BANGKOK (AP) -- Asian stock markets drifted Wednesday after U.S. retail sales added to expectations the Federal Reserve will start scaling back its monetary stimulus this year.
The U.S. government said retail sales edged up in July by 0.2 percent, slightly less than expected. But core sales — a category that excludes autos, gas and building supplies — reached the highest level in seven months.
Retail sales are closely watched because consumer spending accounts for 70 percent of U.S. economic activity.
The figures could have an impact on expectations of when the Fed will start to reduce its monetary stimulus. Most economists think that so-called tapering will start as soon as next month.
Atlanta Fed President Dennis Lockhart said Tuesday that it was too early to say when the bank would ease back on its stimulus, but hinted that it would likely happen before the end of the year. The Fed's next policy meeting is Sept. 17-18.
Japan's Nikkei 225 index rose 0.1 percent to 13,880.53. South Korea's Kospi advanced 0.3 percent to 1,918.40. Australia's S&P/ASX 200 shed 0.2 percent to 5,148.70. Singapore and Taiwan also fell. Mainland Chinese shares were marginally higher. Hong Kong's stock exchange was closed for the day as Typhoon Utor lashed the Asian financial center with wind and rain.

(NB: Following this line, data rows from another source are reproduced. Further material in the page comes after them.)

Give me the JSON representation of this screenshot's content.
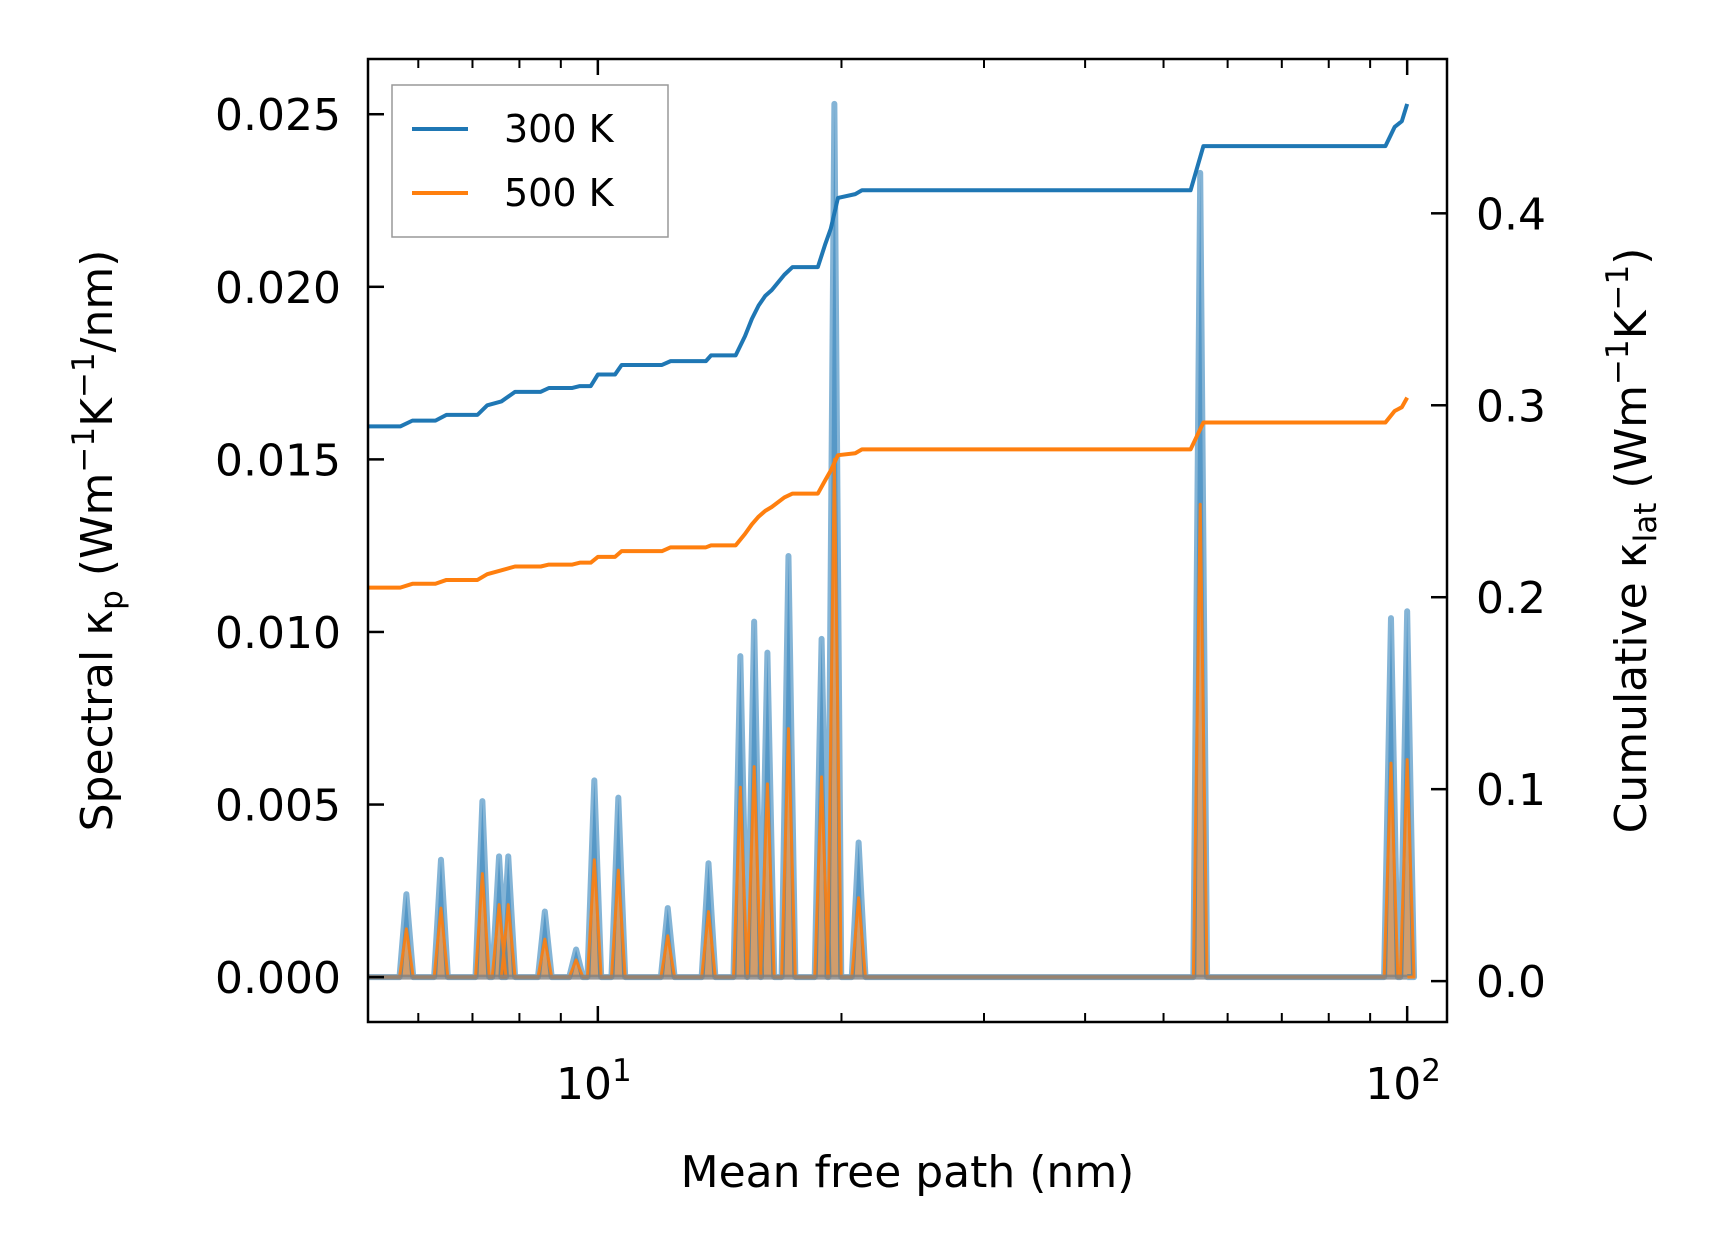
{
  "chart_data": {
    "type": "line",
    "xlabel": "Mean free path (nm)",
    "xscale": "log",
    "xlim": [
      5.2,
      112
    ],
    "x_ticks": [
      10,
      100
    ],
    "x_tick_labels": [
      {
        "base": "10",
        "exp": "1"
      },
      {
        "base": "10",
        "exp": "2"
      }
    ],
    "y_left": {
      "label_parts": [
        "Spectral κ",
        "p",
        " (Wm",
        "−1",
        "K",
        "−1",
        "/nm)"
      ],
      "lim": [
        -0.0013,
        0.0266
      ],
      "ticks": [
        0.0,
        0.005,
        0.01,
        0.015,
        0.02,
        0.025
      ],
      "tick_labels": [
        "0.000",
        "0.005",
        "0.010",
        "0.015",
        "0.020",
        "0.025"
      ]
    },
    "y_right": {
      "label_parts": [
        "Cumulative κ",
        "lat",
        " (Wm",
        "−1",
        "K",
        "−1",
        ")"
      ],
      "lim": [
        -0.0213,
        0.4804
      ],
      "ticks": [
        0.0,
        0.1,
        0.2,
        0.3,
        0.4
      ],
      "tick_labels": [
        "0.0",
        "0.1",
        "0.2",
        "0.3",
        "0.4"
      ]
    },
    "legend": {
      "location": "upper-left",
      "entries": [
        {
          "label": "300 K",
          "color": "#1f77b4"
        },
        {
          "label": "500 K",
          "color": "#ff7f0e"
        }
      ]
    },
    "spectral_peaks": [
      {
        "x": 5.8,
        "v300": 0.0024,
        "v500": 0.0014
      },
      {
        "x": 6.4,
        "v300": 0.0034,
        "v500": 0.002
      },
      {
        "x": 7.2,
        "v300": 0.0051,
        "v500": 0.003
      },
      {
        "x": 7.55,
        "v300": 0.0035,
        "v500": 0.0021
      },
      {
        "x": 7.75,
        "v300": 0.0035,
        "v500": 0.0021
      },
      {
        "x": 8.6,
        "v300": 0.0019,
        "v500": 0.0011
      },
      {
        "x": 9.4,
        "v300": 0.0008,
        "v500": 0.0005
      },
      {
        "x": 9.9,
        "v300": 0.0057,
        "v500": 0.0034
      },
      {
        "x": 10.6,
        "v300": 0.0052,
        "v500": 0.0031
      },
      {
        "x": 12.2,
        "v300": 0.002,
        "v500": 0.0012
      },
      {
        "x": 13.7,
        "v300": 0.0033,
        "v500": 0.0019
      },
      {
        "x": 15.0,
        "v300": 0.0093,
        "v500": 0.0055
      },
      {
        "x": 15.6,
        "v300": 0.0103,
        "v500": 0.0061
      },
      {
        "x": 16.2,
        "v300": 0.0094,
        "v500": 0.0056
      },
      {
        "x": 17.2,
        "v300": 0.0122,
        "v500": 0.0072
      },
      {
        "x": 18.9,
        "v300": 0.0098,
        "v500": 0.0058
      },
      {
        "x": 19.6,
        "v300": 0.0253,
        "v500": 0.015
      },
      {
        "x": 21.0,
        "v300": 0.0039,
        "v500": 0.0023
      },
      {
        "x": 55.5,
        "v300": 0.0233,
        "v500": 0.0137
      },
      {
        "x": 95.5,
        "v300": 0.0104,
        "v500": 0.0062
      },
      {
        "x": 100.0,
        "v300": 0.0106,
        "v500": 0.0063
      }
    ],
    "cumulative_300K": {
      "x": [
        5.2,
        5.7,
        5.9,
        6.3,
        6.5,
        7.1,
        7.3,
        7.6,
        7.9,
        8.5,
        8.7,
        9.3,
        9.5,
        9.8,
        10.0,
        10.5,
        10.7,
        12.0,
        12.3,
        13.6,
        13.8,
        14.8,
        15.2,
        15.5,
        15.8,
        16.1,
        16.4,
        17.0,
        17.4,
        18.7,
        19.1,
        19.4,
        19.8,
        20.8,
        21.2,
        54.0,
        56.0,
        94.0,
        96.5,
        98.5,
        100.0
      ],
      "y": [
        0.289,
        0.289,
        0.292,
        0.292,
        0.295,
        0.295,
        0.3,
        0.302,
        0.307,
        0.307,
        0.309,
        0.309,
        0.31,
        0.31,
        0.316,
        0.316,
        0.321,
        0.321,
        0.323,
        0.323,
        0.326,
        0.326,
        0.336,
        0.345,
        0.352,
        0.357,
        0.36,
        0.368,
        0.372,
        0.372,
        0.384,
        0.392,
        0.408,
        0.41,
        0.412,
        0.412,
        0.435,
        0.435,
        0.445,
        0.448,
        0.457
      ]
    },
    "cumulative_500K": {
      "x": [
        5.2,
        5.7,
        5.9,
        6.3,
        6.5,
        7.1,
        7.3,
        7.6,
        7.9,
        8.5,
        8.7,
        9.3,
        9.5,
        9.8,
        10.0,
        10.5,
        10.7,
        12.0,
        12.3,
        13.6,
        13.8,
        14.8,
        15.2,
        15.5,
        15.8,
        16.1,
        16.4,
        17.0,
        17.4,
        18.7,
        19.1,
        19.4,
        19.8,
        20.8,
        21.2,
        54.0,
        56.0,
        94.0,
        96.5,
        98.5,
        100.0
      ],
      "y": [
        0.205,
        0.205,
        0.207,
        0.207,
        0.209,
        0.209,
        0.212,
        0.214,
        0.216,
        0.216,
        0.217,
        0.217,
        0.218,
        0.218,
        0.221,
        0.221,
        0.224,
        0.224,
        0.226,
        0.226,
        0.227,
        0.227,
        0.233,
        0.238,
        0.242,
        0.245,
        0.247,
        0.252,
        0.254,
        0.254,
        0.261,
        0.266,
        0.274,
        0.275,
        0.277,
        0.277,
        0.291,
        0.291,
        0.297,
        0.299,
        0.304
      ]
    }
  }
}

On Tuesday, European stocks received a boost after figures showed industrial production in euro countries rose by 0.7 percent in June from the month before. For the April-June quarter, output was up 1.2 percent.
Coupled with a better-than-expected ZEW survey into German investor confidence in August, hopes are high that second quarter GDP due Wednesday will show Europe has emerged from recession.
The eurozone has been in recession since the latter part of 2011 and the consensus in the markets is that the bloc's economy grew by a quarterly rate of 0.2 percent in the April-June period. Traders are also waiting for France's GDP numbers later in the day. Analysts are expecting to see slight growth after a period of contraction.
"If they snap out of it, it would signal that Europe is certainly back on track," said Evan Lucas, market strategist at IG in Melbourne, Australia. "It would put a lot of confidence in Europe."
Benchmark oil for September delivery was down 48 cents to $106.35 per barrel in electronic trading on the New York Mercantile Exchange. The contract rose 72 cents to close at $106.83 a barrel on the Nymex on Tuesday.
In currencies, the dollar fell to 98.04 yen from 98.23 yen late Tuesday. The euro fell slightly to $1.3258 from $1.3263.